Friday, August 21, 2015

When Interruptions are God - Navigating Through the Extraordinary Unknown

I've home schooled for 17 years and these days it really takes God to motivate me. Don't get me wrong. I really do love teaching my kids. However, work is work for all of us no matter what our chosen vocation is. My 16 year old is a junior and will take 4 co-op classes this year. I'll teach him Music, Bible, and British Literature. I'm really looking forward to the spontaneous conversations that will spring up while he learns about the global prayer movement of the past 20 years, Classical composers, chord structures, and Ivanhoe. My new 1st grader and preschooler are getting used to our new Fall routine, which at this age, balances spontaneity with structure. Sometimes you just have to put the workbook aside and play an alternative form of the card game war: each player puts two cards down instead of one and the student has to use a math operation to determine which player has the bigger answer.
Today's morning routine has been weaved into the complex quilt called: my life. This week will go down in my personal history as the most thrilling yet most difficult week ever in my 46 years. I've sought to trust God will all my heart and lean not to my own understanding. I feel like the solder who is told to arm themselves then stand down, over and over again. We all go through these divine moments of stretching that hurt so much, yet are so necessary for our own personal growth. I'm so thankful to have a God....a heavenly Daddy, that I know is so present, so pleased, so comforting and so steady.
It's His steadiness that keeps us, as we balance the daily routine with Spirit-initiated interruptions.

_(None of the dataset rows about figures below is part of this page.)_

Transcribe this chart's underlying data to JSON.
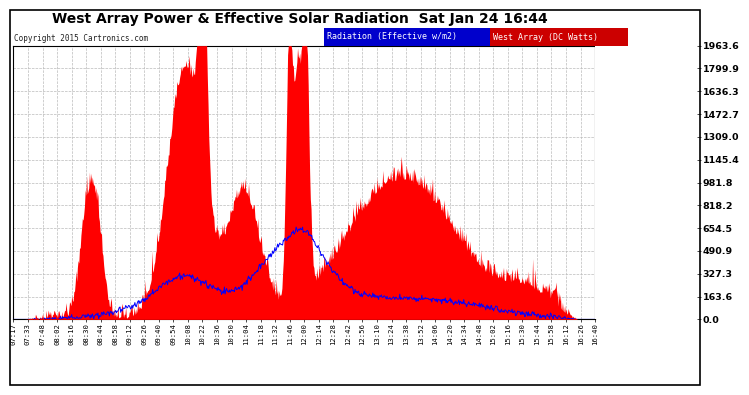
{
  "title": "West Array Power & Effective Solar Radiation  Sat Jan 24 16:44",
  "copyright": "Copyright 2015 Cartronics.com",
  "legend_labels": [
    "Radiation (Effective w/m2)",
    "West Array (DC Watts)"
  ],
  "legend_colors": [
    "#0000ff",
    "#ff0000"
  ],
  "y_ticks": [
    0.0,
    163.6,
    327.3,
    490.9,
    654.5,
    818.2,
    981.8,
    1145.4,
    1309.0,
    1472.7,
    1636.3,
    1799.9,
    1963.6
  ],
  "ymax": 1963.6,
  "ymin": 0.0,
  "background_color": "#ffffff",
  "plot_bg_color": "#ffffff",
  "grid_color": "#bbbbbb",
  "fill_color": "#ff0000",
  "line_color": "#0000ff",
  "x_labels": [
    "07:17",
    "07:33",
    "07:48",
    "08:02",
    "08:16",
    "08:30",
    "08:44",
    "08:58",
    "09:12",
    "09:26",
    "09:40",
    "09:54",
    "10:08",
    "10:22",
    "10:36",
    "10:50",
    "11:04",
    "11:18",
    "11:32",
    "11:46",
    "12:00",
    "12:14",
    "12:28",
    "12:42",
    "12:56",
    "13:10",
    "13:24",
    "13:38",
    "13:52",
    "14:06",
    "14:20",
    "14:34",
    "14:48",
    "15:02",
    "15:16",
    "15:30",
    "15:44",
    "15:58",
    "16:12",
    "16:26",
    "16:40"
  ]
}
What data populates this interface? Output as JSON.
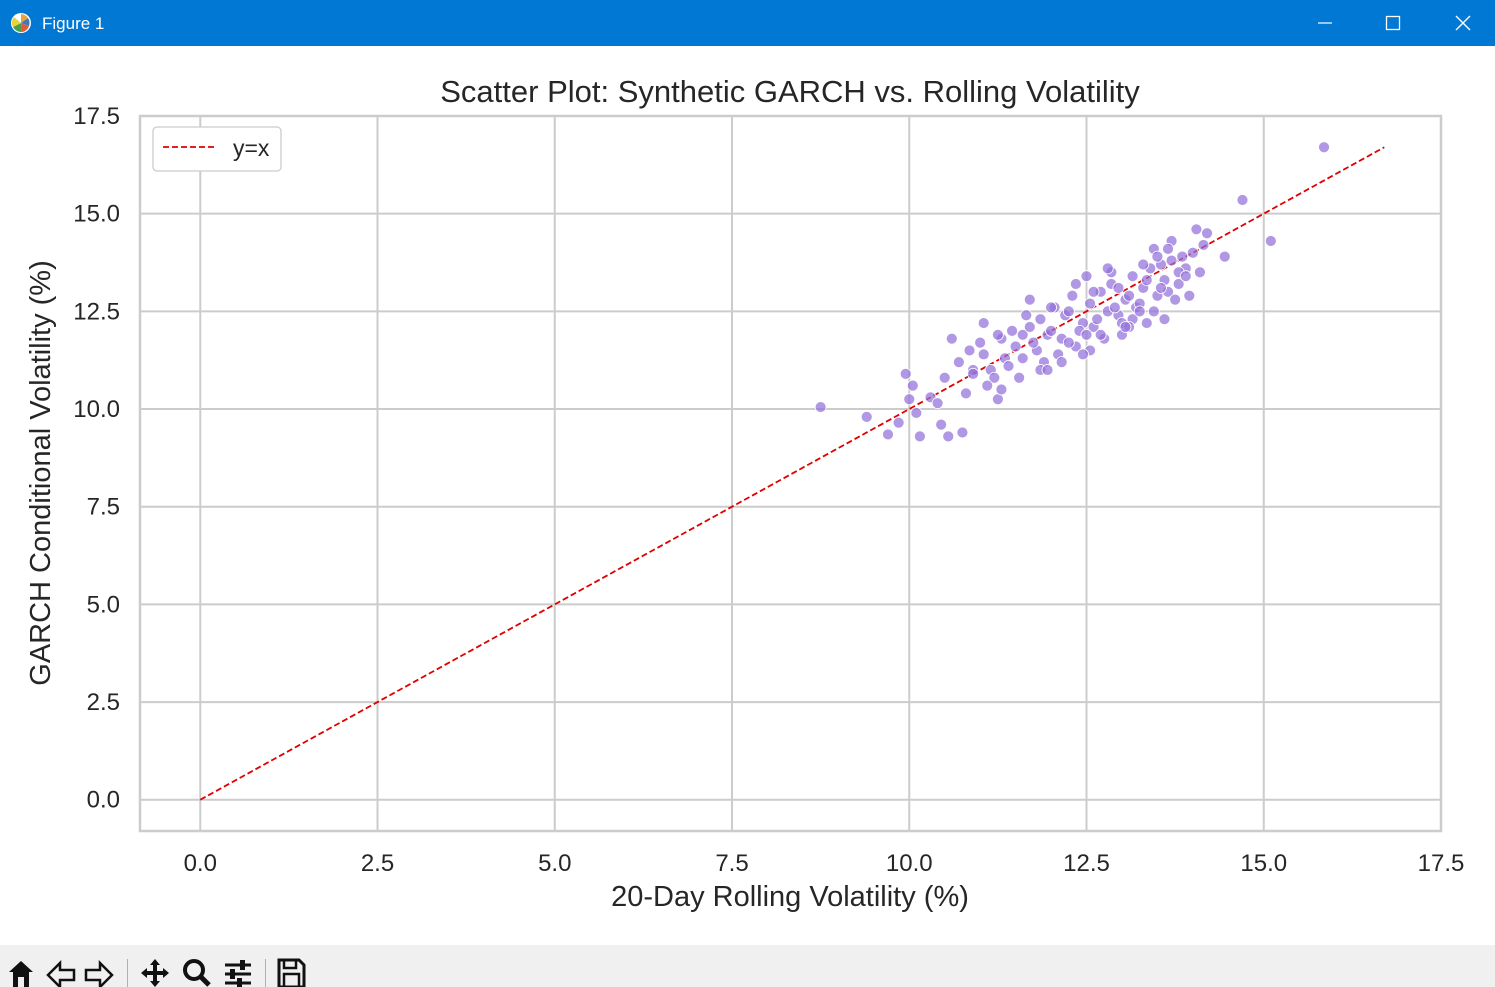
{
  "window": {
    "title": "Figure 1",
    "icon": "matplotlib-icon",
    "controls": [
      "minimize-icon",
      "maximize-icon",
      "close-icon"
    ]
  },
  "toolbar": {
    "buttons": [
      "home-icon",
      "back-icon",
      "forward-icon",
      "pan-icon",
      "zoom-icon",
      "configure-subplots-icon",
      "save-icon"
    ]
  },
  "chart_data": {
    "type": "scatter",
    "title": "Scatter Plot: Synthetic GARCH vs. Rolling Volatility",
    "xlabel": "20-Day Rolling Volatility (%)",
    "ylabel": "GARCH Conditional Volatility (%)",
    "xlim": [
      -0.85,
      17.5
    ],
    "ylim": [
      -0.8,
      17.5
    ],
    "xticks": [
      "0.0",
      "2.5",
      "5.0",
      "7.5",
      "10.0",
      "12.5",
      "15.0",
      "17.5"
    ],
    "yticks": [
      "0.0",
      "2.5",
      "5.0",
      "7.5",
      "10.0",
      "12.5",
      "15.0",
      "17.5"
    ],
    "grid": true,
    "legend": {
      "position": "top-left",
      "entries": [
        "y=x"
      ]
    },
    "point_color": "#9370DB",
    "line_color": "#e00000",
    "reference_line": {
      "label": "y=x",
      "style": "dashed",
      "x": [
        0,
        16.7
      ],
      "y": [
        0,
        16.7
      ]
    },
    "points": {
      "x": [
        8.75,
        9.4,
        9.7,
        9.85,
        9.95,
        10.0,
        10.05,
        10.1,
        10.15,
        10.3,
        10.4,
        10.45,
        10.5,
        10.55,
        10.6,
        10.75,
        10.8,
        10.9,
        11.25,
        14.7,
        15.1,
        15.85,
        14.45,
        14.2
      ],
      "y": [
        10.05,
        9.8,
        9.35,
        9.65,
        10.9,
        10.25,
        10.6,
        9.9,
        9.3,
        10.3,
        10.15,
        9.6,
        10.8,
        9.3,
        11.8,
        9.4,
        10.4,
        11.0,
        10.25,
        15.35,
        14.3,
        16.7,
        13.9,
        14.5
      ],
      "cluster": {
        "x": [
          10.7,
          10.9,
          11.05,
          11.15,
          11.3,
          11.35,
          11.5,
          11.6,
          11.7,
          11.8,
          11.85,
          11.95,
          12.05,
          12.15,
          12.2,
          12.3,
          12.35,
          12.45,
          12.55,
          12.6,
          12.7,
          12.8,
          12.85,
          12.95,
          13.05,
          13.15,
          13.2,
          13.3,
          13.4,
          13.5,
          13.6,
          13.7,
          13.8,
          13.9,
          14.0,
          14.1,
          11.2,
          11.4,
          11.6,
          11.75,
          11.9,
          12.0,
          12.1,
          12.25,
          12.4,
          12.5,
          12.65,
          12.75,
          12.9,
          13.0,
          13.1,
          13.25,
          13.35,
          13.45,
          13.55,
          13.65,
          13.75,
          13.85,
          10.85,
          11.0,
          11.1,
          11.45,
          11.55,
          11.65,
          12.35,
          12.55,
          12.7,
          12.85,
          13.0,
          13.15,
          13.3,
          13.45,
          13.6,
          13.8,
          11.3,
          11.85,
          12.0,
          12.15,
          12.45,
          12.6,
          12.95,
          13.1,
          13.35,
          13.5,
          13.7,
          13.95,
          14.05,
          11.05,
          11.25,
          11.7,
          11.95,
          12.25,
          12.5,
          12.8,
          13.05,
          13.25,
          13.55,
          13.65,
          13.9,
          14.15
        ],
        "y": [
          11.2,
          10.9,
          11.4,
          11.0,
          11.8,
          11.3,
          11.6,
          11.9,
          12.1,
          11.5,
          12.3,
          11.9,
          12.6,
          11.8,
          12.4,
          12.9,
          11.6,
          12.2,
          12.7,
          12.1,
          13.0,
          12.5,
          13.2,
          12.4,
          12.8,
          13.4,
          12.6,
          13.1,
          13.6,
          12.9,
          13.3,
          13.8,
          13.2,
          13.6,
          14.0,
          13.5,
          10.8,
          11.1,
          11.3,
          11.7,
          11.2,
          12.0,
          11.4,
          11.7,
          12.0,
          11.9,
          12.3,
          11.8,
          12.6,
          12.2,
          12.9,
          12.7,
          13.3,
          12.5,
          13.7,
          13.0,
          12.8,
          13.9,
          11.5,
          11.7,
          10.6,
          12.0,
          10.8,
          12.4,
          13.2,
          11.5,
          11.9,
          13.5,
          11.9,
          12.3,
          13.7,
          14.1,
          12.3,
          13.5,
          10.5,
          11.0,
          12.6,
          11.2,
          11.4,
          13.0,
          13.1,
          12.1,
          12.2,
          13.9,
          14.3,
          12.9,
          14.6,
          12.2,
          11.9,
          12.8,
          11.0,
          12.5,
          13.4,
          13.6,
          12.1,
          12.5,
          13.1,
          14.1,
          13.4,
          14.2
        ]
      }
    }
  }
}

"Spirit lead me where my trust is without borders
Let me walk upon the waters
Wherever You would call me
Take me deeper than my feet could ever wander
And my faith will be made stronger
In the presence of my Savior" (Oceans by Hillsongs United)
This lyric gives God permission to interrupt and to invade our mundane lives with the extraordinary unknown. Whether we are a stay-at-home mother, a business owner or a company employee, as Christians, God has so much more for us to do and to pursue that is outside of our usual routine.
A friend of mine was driving home from her 12 hours nursing shift when an accident happened a few cars beyond hers. It was no accident that she drove that route home. She comforted and waited with the accident victim and prayed quietly as the Spirit of God led. Last winter, my husband and older kids left the new movie theater when they saw a man laying on the icy sidewalk. After turning around and getting out of our Suburban, they invited the man to get into the car so that he would not have to walk to his destination on the icy sidewalk. One day last summer, I left a Walmart and noticed a woman putting grocery bags into her car which was parked in a handicapped space. Compelled beyond my usual comfort zone, I walked over to her and asked her if she was okay. Mind you, I'm the mother of six who is always going 70 mph to get 27 hours worth of goals accomplishes in 1 day! I ended up praying with her and to my surprised she prayed for me in turn. It was an unusual blessing as I allowed my feet to wander down God's path according to God's goal in that moment for me.

Those three items pale in comparison to the deeply divine waters that I found myself in this past week. I'm sure I'll share the details some day. This very emotionally and spiritually stretching situation, so surreal despite its Biblical basis made this unofficial first day of school startlingly calm.
I wrote a guest post last year for Grace & Faith 4 U. I ended the article with this:
In order for life to be on earth as it is in heaven, our lives must be invaded by the unexplainable, the wondrous, the unimaginable, the jaw-dropping display of God’s love that comes through His power and might....John 5:20 For the Father loves the Son, and shows Him all things that He Himself does; and He will show Him greater works than these, that you may marvel.